Question

A transistor is used in an amplifier circuit in common emitter mode. If the base current changes by 100μA, it brings a change of 10mA in collector current. If the load resistance is 2kΩ and input resistance is 1kΩ, the value of power gain is \(x×10^4\). The value of x is _______.

Answer 1

Correct Answer: 2

To find the power gain, we must consider both current gain and voltage gain.

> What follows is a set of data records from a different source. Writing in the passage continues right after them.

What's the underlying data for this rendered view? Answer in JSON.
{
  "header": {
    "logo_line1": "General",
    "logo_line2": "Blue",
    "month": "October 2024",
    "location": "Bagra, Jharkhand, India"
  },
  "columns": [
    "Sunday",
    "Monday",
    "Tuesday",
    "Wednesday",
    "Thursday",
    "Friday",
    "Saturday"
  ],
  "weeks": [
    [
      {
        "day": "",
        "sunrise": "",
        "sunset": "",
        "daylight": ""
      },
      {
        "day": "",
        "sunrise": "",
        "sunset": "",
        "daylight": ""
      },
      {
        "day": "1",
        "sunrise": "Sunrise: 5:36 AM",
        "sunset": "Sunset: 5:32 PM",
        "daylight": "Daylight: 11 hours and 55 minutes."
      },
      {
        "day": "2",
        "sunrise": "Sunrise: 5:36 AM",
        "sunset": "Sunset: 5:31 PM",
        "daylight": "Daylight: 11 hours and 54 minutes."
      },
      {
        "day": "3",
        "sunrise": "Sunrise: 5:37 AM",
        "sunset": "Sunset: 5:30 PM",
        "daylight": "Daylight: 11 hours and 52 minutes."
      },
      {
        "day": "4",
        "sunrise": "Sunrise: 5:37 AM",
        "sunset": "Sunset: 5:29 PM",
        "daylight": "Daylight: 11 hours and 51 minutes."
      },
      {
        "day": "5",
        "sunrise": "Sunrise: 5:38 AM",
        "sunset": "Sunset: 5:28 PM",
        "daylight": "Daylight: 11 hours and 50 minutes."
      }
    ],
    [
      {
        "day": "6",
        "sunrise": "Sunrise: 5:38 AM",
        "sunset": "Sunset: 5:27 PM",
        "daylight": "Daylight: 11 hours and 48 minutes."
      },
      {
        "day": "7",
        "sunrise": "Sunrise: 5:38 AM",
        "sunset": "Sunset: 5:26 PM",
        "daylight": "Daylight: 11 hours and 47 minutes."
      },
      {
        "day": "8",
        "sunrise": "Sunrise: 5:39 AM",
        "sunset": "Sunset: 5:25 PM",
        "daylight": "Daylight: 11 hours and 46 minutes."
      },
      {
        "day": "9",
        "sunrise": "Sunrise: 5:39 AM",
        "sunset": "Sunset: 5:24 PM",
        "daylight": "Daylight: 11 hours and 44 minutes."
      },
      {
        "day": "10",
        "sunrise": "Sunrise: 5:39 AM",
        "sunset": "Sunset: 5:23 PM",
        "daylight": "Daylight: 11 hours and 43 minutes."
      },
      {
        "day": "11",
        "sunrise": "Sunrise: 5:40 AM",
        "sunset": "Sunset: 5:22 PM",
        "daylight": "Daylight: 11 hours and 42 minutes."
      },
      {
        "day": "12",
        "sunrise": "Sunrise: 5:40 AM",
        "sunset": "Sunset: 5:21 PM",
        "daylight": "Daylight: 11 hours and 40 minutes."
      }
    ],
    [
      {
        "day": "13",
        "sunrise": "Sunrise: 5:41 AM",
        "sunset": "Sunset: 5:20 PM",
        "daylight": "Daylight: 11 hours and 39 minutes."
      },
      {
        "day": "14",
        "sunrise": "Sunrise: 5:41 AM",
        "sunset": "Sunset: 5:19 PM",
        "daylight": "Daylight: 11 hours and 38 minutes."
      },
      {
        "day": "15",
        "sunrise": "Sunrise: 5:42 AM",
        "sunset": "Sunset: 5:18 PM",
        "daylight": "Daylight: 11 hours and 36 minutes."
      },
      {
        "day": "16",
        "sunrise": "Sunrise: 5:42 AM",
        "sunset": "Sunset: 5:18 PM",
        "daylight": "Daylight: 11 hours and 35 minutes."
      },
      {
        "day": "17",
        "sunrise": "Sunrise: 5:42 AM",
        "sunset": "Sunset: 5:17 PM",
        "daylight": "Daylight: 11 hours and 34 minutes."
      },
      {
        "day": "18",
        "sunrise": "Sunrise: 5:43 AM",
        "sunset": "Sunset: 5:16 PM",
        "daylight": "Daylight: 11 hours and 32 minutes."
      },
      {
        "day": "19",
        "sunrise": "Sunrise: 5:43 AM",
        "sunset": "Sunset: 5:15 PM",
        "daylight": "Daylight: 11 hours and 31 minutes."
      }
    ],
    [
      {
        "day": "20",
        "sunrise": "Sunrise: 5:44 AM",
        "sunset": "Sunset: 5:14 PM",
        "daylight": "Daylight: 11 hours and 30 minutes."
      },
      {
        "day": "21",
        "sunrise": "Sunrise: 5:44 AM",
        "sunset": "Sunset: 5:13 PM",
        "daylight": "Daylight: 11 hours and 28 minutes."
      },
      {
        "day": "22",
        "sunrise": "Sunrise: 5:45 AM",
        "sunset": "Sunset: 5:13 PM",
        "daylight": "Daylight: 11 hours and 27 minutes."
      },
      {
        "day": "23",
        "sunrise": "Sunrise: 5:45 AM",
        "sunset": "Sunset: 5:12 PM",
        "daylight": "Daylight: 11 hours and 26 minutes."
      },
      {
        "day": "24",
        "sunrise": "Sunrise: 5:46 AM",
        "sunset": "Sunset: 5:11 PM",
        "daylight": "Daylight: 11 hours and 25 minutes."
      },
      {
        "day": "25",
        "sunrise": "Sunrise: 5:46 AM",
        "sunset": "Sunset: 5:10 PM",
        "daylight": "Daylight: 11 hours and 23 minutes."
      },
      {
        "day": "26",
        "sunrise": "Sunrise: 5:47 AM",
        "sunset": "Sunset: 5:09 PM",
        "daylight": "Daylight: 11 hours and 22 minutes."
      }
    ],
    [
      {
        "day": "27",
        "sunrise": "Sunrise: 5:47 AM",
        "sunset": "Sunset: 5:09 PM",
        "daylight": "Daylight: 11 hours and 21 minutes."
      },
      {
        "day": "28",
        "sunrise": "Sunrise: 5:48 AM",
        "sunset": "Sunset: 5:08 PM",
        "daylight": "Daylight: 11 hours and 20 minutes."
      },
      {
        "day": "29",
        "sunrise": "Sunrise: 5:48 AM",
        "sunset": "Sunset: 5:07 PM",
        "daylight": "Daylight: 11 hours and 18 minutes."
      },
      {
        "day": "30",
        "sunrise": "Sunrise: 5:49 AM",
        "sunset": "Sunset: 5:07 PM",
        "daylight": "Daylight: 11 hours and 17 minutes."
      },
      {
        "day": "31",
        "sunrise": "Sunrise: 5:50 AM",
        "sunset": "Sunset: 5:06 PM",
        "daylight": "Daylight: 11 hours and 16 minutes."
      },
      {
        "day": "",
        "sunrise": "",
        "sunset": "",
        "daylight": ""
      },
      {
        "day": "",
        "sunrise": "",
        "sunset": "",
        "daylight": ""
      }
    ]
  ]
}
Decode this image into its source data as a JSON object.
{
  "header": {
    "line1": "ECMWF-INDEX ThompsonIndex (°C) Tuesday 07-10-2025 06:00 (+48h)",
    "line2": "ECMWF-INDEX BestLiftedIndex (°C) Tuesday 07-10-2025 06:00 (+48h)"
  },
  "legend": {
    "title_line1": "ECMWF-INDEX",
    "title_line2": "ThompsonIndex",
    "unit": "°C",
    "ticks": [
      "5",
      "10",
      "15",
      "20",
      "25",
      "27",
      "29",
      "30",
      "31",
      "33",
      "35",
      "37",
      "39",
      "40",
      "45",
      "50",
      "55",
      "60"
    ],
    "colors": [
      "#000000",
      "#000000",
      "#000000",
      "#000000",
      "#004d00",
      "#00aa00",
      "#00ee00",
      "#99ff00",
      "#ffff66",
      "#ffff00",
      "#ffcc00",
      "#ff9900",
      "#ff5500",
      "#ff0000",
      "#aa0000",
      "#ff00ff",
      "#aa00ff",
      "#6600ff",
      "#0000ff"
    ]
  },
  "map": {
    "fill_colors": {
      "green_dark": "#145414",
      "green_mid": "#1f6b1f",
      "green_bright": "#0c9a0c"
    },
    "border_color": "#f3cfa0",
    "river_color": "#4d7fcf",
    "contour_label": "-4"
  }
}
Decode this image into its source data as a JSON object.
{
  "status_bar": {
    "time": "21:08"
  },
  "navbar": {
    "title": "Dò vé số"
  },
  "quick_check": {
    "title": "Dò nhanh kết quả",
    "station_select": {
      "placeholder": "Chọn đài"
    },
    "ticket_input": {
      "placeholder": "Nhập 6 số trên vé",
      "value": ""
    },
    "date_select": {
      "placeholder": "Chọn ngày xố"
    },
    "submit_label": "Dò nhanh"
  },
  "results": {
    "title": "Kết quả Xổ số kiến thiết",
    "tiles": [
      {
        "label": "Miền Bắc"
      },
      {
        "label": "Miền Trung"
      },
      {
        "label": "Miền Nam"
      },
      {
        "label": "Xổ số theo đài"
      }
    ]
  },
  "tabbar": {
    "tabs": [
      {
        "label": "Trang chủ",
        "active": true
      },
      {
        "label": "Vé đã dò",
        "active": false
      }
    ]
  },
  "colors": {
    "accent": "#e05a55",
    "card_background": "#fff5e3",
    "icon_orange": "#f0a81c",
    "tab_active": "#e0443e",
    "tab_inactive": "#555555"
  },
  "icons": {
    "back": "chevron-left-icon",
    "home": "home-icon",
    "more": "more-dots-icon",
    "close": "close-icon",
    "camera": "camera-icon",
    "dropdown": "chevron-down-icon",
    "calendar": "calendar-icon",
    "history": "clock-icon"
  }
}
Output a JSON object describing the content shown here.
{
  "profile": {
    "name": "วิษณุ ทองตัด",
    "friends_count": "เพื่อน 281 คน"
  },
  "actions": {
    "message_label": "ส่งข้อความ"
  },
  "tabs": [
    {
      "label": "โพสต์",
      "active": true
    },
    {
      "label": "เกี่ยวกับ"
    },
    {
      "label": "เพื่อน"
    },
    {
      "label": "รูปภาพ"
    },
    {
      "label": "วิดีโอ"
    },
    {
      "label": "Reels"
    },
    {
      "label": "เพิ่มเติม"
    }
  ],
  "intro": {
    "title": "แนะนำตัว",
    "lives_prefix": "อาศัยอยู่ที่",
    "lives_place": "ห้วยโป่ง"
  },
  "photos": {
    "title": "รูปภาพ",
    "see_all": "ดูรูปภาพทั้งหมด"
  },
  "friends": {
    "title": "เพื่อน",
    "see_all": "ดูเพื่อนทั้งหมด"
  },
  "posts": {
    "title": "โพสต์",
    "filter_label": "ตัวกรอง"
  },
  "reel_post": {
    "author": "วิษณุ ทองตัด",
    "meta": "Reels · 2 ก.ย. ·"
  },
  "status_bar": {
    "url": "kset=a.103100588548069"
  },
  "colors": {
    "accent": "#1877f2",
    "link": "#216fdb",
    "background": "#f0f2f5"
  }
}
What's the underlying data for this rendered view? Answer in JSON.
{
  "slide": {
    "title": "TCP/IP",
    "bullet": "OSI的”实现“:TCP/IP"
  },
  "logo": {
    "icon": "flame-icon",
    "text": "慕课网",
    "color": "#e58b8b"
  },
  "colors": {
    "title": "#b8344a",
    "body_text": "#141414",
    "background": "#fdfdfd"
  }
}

The power gain \(A_p\) is given by:
\(A_p = A_i \times A_v\)
where \(A_i\) is the current gain and \(A_v\) is the voltage gain.
First, calculate the current gain (\(A_i\)):
\(A_i = \frac{\Delta I_c}{\Delta I_b} = \frac{10\text{mA}}{100\mu\text{A}} = \frac{10\times10^{-3}}{100\times10^{-6}}\)
\(A_i = 100\)
Next, calculate the voltage gain (\(A_v\)):
\(A_v = \frac{R_L}{R_{in}}\) where \(R_L = 2\text{k}\Omega\) and \(R_{in} = 1\text{k}\Omega\), so:
\(A_v = \frac{2\times10^3}{1\times10^3} = 2\)
Now calculate the power gain:
\(A_p = A_i \times A_v = 100 \times 2 = 200\)
Given that power gain is \(x \times 10^4\), compare: \(200 = x \times 10^4\)
So, \(x = \frac{200}{10^4} = 0.02\)
The value of \(x\) is therefore confirmed as 2 within the range 2,2.